Wer kennt es nicht: Man macht eine kleine Pause auf der Couch, zieht das Handy raus und auf einmal ist eine Stunde vergangen. Wir verbringen Zeit mit toxischen Debatten, irrelevanten Shorts und verfolgen die Leben von Personen, die wir kaum kennen. Geht das auch besser? Wir haben mit einer Tech-Unternehmerin, einem millionenfach gefolgten Influencer, einer Psychologin, einem Kommunikationsexperten und einem Gen Z darüber gesprochen, wie sie Social Media sinnvoll nutzen – und um Tipps gebeten.
Von Joanne Arkless
Im Durchschnitt surfen wir in Deutschland etwa 20 Stunden pro Woche am Smartphone im Internet. Doch was machen wir eigentlich online? Die drei meist aufgerufenen Websites in Deutschland sind zurzeit Google, YouTube und Facebook.

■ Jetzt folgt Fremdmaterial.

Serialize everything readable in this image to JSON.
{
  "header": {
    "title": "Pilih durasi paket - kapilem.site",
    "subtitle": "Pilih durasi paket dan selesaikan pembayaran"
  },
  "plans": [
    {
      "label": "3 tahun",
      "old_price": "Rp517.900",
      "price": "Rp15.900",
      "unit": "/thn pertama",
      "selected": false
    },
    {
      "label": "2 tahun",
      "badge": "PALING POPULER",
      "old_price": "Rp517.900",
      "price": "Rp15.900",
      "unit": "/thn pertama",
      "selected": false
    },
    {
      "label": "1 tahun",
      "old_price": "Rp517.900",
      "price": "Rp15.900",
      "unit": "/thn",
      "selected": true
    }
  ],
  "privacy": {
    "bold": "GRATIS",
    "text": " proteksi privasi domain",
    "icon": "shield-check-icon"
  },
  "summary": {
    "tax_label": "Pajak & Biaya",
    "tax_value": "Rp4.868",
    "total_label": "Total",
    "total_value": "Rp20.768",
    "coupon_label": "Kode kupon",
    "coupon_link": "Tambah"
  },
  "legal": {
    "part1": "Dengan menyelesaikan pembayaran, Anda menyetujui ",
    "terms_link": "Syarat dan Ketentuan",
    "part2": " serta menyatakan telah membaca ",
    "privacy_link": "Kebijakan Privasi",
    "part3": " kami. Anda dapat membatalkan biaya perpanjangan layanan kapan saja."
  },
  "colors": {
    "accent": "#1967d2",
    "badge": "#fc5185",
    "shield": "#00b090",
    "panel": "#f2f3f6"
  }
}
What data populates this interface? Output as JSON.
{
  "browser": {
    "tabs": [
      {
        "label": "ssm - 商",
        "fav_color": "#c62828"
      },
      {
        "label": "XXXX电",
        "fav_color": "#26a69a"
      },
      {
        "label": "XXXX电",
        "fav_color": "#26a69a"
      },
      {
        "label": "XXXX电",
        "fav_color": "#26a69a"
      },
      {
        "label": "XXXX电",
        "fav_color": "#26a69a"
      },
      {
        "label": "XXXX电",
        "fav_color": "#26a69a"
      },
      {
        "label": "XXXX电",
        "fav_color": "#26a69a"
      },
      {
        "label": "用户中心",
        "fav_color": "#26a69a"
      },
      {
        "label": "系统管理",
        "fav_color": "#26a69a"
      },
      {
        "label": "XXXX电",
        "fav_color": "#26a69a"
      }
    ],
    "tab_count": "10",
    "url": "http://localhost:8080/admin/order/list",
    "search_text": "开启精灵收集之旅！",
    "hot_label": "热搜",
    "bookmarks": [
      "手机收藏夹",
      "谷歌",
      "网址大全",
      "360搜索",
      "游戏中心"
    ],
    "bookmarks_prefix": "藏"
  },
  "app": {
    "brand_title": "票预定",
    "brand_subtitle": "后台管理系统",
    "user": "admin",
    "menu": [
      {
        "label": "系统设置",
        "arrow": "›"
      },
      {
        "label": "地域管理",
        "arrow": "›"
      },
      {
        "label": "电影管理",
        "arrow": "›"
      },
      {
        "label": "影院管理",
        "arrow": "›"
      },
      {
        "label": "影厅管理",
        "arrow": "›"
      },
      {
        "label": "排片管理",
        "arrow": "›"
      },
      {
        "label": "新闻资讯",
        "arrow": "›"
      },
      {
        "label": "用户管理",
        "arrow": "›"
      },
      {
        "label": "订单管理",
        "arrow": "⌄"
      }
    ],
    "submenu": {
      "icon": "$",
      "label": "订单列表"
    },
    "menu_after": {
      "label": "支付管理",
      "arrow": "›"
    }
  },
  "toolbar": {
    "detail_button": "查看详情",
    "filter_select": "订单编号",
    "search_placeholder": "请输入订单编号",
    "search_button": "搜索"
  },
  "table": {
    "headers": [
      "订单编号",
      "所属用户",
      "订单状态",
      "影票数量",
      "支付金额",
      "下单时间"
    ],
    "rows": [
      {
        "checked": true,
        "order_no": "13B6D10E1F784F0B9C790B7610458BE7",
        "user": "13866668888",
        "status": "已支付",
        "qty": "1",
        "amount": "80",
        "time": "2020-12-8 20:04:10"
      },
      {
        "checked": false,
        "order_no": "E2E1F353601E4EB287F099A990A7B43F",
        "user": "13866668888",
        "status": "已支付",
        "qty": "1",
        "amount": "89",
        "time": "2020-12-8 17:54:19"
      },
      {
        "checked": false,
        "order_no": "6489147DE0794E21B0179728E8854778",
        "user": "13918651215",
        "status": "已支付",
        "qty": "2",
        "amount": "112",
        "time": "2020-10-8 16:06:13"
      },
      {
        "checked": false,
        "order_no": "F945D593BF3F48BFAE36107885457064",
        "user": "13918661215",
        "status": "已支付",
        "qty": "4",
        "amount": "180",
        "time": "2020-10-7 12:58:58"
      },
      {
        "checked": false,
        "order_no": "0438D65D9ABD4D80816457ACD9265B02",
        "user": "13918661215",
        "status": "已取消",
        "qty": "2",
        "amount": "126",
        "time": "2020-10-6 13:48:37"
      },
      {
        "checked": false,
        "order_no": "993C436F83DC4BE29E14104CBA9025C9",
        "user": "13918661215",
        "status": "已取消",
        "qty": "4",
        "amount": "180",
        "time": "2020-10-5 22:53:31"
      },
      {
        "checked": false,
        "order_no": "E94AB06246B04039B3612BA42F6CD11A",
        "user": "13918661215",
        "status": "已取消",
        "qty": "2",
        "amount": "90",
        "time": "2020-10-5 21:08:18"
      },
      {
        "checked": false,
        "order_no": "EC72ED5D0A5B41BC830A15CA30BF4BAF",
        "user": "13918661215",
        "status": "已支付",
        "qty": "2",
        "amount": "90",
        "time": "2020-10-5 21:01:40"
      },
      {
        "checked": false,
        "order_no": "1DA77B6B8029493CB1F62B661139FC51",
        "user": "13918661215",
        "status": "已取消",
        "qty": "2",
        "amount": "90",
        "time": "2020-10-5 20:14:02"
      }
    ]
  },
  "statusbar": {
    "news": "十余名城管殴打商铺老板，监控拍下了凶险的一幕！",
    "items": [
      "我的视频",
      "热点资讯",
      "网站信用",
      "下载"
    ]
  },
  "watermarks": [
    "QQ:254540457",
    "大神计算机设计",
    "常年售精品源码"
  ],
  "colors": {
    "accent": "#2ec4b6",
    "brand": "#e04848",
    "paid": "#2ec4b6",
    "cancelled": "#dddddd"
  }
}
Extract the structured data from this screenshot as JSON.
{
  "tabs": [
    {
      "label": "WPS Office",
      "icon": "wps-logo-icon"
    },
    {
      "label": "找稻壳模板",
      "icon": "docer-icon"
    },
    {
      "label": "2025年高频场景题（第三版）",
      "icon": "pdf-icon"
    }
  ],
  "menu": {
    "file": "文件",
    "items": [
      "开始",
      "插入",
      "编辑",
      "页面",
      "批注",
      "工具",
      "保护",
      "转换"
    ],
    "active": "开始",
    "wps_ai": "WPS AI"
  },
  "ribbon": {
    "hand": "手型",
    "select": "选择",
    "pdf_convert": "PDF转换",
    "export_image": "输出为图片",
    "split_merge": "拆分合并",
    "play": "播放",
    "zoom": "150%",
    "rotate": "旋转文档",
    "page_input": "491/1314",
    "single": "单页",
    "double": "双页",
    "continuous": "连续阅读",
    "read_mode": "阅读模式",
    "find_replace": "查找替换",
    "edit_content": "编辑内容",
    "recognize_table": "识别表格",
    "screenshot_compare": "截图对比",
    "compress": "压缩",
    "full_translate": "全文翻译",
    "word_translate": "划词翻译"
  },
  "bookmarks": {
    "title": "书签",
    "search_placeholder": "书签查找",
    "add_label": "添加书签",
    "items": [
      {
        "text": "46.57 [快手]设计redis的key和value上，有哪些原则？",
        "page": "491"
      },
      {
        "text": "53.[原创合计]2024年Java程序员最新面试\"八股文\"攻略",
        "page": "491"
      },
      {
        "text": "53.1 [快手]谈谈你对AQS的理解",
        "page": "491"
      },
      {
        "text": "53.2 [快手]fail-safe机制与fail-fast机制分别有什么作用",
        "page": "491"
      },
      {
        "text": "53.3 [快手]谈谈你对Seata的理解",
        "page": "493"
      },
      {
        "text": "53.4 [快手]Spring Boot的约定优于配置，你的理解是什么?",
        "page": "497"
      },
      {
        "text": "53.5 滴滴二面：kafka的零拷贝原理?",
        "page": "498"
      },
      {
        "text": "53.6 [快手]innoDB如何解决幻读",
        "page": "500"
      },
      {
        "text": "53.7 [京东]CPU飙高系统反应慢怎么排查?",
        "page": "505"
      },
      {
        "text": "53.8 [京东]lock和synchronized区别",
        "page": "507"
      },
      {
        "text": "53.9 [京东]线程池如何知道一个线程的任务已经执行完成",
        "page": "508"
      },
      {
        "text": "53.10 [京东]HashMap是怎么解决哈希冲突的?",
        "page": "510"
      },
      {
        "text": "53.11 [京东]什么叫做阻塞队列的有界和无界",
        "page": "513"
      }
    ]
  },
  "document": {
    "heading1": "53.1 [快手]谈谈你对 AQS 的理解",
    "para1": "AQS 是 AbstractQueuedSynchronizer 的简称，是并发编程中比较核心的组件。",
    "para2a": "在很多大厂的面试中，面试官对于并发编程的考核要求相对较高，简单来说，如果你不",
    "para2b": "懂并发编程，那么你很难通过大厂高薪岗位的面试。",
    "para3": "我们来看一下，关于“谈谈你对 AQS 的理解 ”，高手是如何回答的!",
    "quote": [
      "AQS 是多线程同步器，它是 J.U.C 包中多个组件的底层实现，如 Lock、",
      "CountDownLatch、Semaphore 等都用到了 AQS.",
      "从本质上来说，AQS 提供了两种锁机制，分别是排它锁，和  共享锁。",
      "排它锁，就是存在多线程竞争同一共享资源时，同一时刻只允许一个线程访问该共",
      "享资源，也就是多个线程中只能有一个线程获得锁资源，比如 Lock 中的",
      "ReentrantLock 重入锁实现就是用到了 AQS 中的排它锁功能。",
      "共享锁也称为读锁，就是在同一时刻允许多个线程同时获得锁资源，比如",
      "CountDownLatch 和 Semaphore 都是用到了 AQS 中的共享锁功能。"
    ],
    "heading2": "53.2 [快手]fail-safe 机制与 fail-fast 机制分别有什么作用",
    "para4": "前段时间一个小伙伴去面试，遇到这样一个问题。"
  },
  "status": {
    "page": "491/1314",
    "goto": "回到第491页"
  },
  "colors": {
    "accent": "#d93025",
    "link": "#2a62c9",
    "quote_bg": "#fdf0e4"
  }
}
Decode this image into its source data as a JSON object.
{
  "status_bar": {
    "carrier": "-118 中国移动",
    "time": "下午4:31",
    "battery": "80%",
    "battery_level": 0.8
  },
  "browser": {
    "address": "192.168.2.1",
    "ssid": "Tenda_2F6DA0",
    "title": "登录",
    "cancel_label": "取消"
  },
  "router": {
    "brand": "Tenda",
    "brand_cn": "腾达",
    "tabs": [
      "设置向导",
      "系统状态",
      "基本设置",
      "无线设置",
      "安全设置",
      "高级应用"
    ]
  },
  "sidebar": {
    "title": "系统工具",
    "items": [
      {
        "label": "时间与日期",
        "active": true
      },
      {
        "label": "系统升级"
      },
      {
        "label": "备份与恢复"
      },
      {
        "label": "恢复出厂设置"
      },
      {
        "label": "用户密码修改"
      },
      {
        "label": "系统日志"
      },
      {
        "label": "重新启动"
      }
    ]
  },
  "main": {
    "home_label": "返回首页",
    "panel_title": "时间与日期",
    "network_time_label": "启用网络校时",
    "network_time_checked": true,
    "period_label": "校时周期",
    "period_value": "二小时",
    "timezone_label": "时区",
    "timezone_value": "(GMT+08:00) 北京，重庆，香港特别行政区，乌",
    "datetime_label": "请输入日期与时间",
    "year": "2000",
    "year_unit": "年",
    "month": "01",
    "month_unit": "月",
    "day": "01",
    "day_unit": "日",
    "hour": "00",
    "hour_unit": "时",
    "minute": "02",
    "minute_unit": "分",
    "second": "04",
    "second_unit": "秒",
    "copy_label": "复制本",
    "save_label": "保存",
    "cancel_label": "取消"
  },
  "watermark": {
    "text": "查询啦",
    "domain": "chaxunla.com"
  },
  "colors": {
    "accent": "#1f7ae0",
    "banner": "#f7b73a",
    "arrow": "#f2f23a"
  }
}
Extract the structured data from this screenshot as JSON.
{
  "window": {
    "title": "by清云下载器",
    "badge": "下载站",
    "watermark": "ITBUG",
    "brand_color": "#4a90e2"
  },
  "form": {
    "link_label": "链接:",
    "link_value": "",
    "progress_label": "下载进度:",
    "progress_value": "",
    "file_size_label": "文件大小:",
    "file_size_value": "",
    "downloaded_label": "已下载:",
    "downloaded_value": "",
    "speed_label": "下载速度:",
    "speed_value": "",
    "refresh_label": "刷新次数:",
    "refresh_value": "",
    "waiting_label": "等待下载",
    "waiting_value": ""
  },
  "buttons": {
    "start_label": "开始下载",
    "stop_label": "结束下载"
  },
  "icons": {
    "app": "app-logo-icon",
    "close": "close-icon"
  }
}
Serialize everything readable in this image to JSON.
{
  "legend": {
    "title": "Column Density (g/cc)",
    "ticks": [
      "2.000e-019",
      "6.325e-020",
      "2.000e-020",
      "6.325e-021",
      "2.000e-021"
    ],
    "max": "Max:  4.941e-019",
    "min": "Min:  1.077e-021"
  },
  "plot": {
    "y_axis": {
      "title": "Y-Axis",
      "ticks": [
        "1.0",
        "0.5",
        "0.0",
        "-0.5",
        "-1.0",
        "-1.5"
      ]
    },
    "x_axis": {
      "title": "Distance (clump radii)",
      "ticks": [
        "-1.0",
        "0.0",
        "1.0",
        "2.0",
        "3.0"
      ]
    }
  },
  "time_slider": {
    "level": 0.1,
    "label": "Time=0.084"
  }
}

Soziale Medien sind ein Hauptbestandteil unseres Lebens im Internet, privat, aber auch geschäftlich. Ich habe das für mich hinterfragt und in einem Selbstversuch 30 Tage ohne Instagram, YouTube und Facebook verbracht. Dabei habe ich gemerkt, dass ich eigentlich nicht so viel verpasst habe und ich in der Zeit extrem viele Krimis lesen konnte. Jetzt, da ich Social Media wieder nutze, frage ich mich, was ich anstellen muss, um nicht in alte Muster zu fallen.
Um diese Frage zu beantworten, habe ich Informationen zum nachhaltigen, verantwortungsvollen und gesunden Umgang mit sozialen Netzwerken gesammelt und dafür eine bunte Gruppe an Personen mit besonderer Expertise gefragt, welche Tipps sie uns mitgeben können und wie sie eigentlich Social Media nutzen. Am Ende des Artikels fasse ich euch die besten Learnings noch einmal zusammen!
Das hat der YouTuber tomatolix durch sein Digital-Detox-Experiment gelernt.
In unterhaltsamen Videos wie „In 7 Tagen zum Pro-Gamer!“ oder „Wie reich werde ich mit NFTs in 30 Tagen?“ zieht Felix aka tomatolix immer wieder neue Zuschauer an. Wir sind auf ihn durch sein Digital-Detox-Experiment: „Das passiert, wenn du Social Media löschst!“ aufmerksam geworden und haben ihm dazu einige Fragen gestellt.
Welche Social-Media-Kanäle hast du und wie nutzt du sie?
Tomatolix: Meine Hauptplattform ist YouTube, dort veröffentliche ich alle zwei Wochen ein neues Video. Ich mache Reportagen zu unterschiedlichen gesellschaftlichen Themen, einmal in Form meines Formats „Selbstexperiment“ und in meinem Format „1 Tag lang“.
Ich versuche, aufklärerische Inhalte zu schaffen, die Menschen sowohl unterhalten als auch informieren. Ansonsten bin ich noch auf Instagram und TikTok aktiv. Da zeige ich Ausschnitte aus meiner Arbeit.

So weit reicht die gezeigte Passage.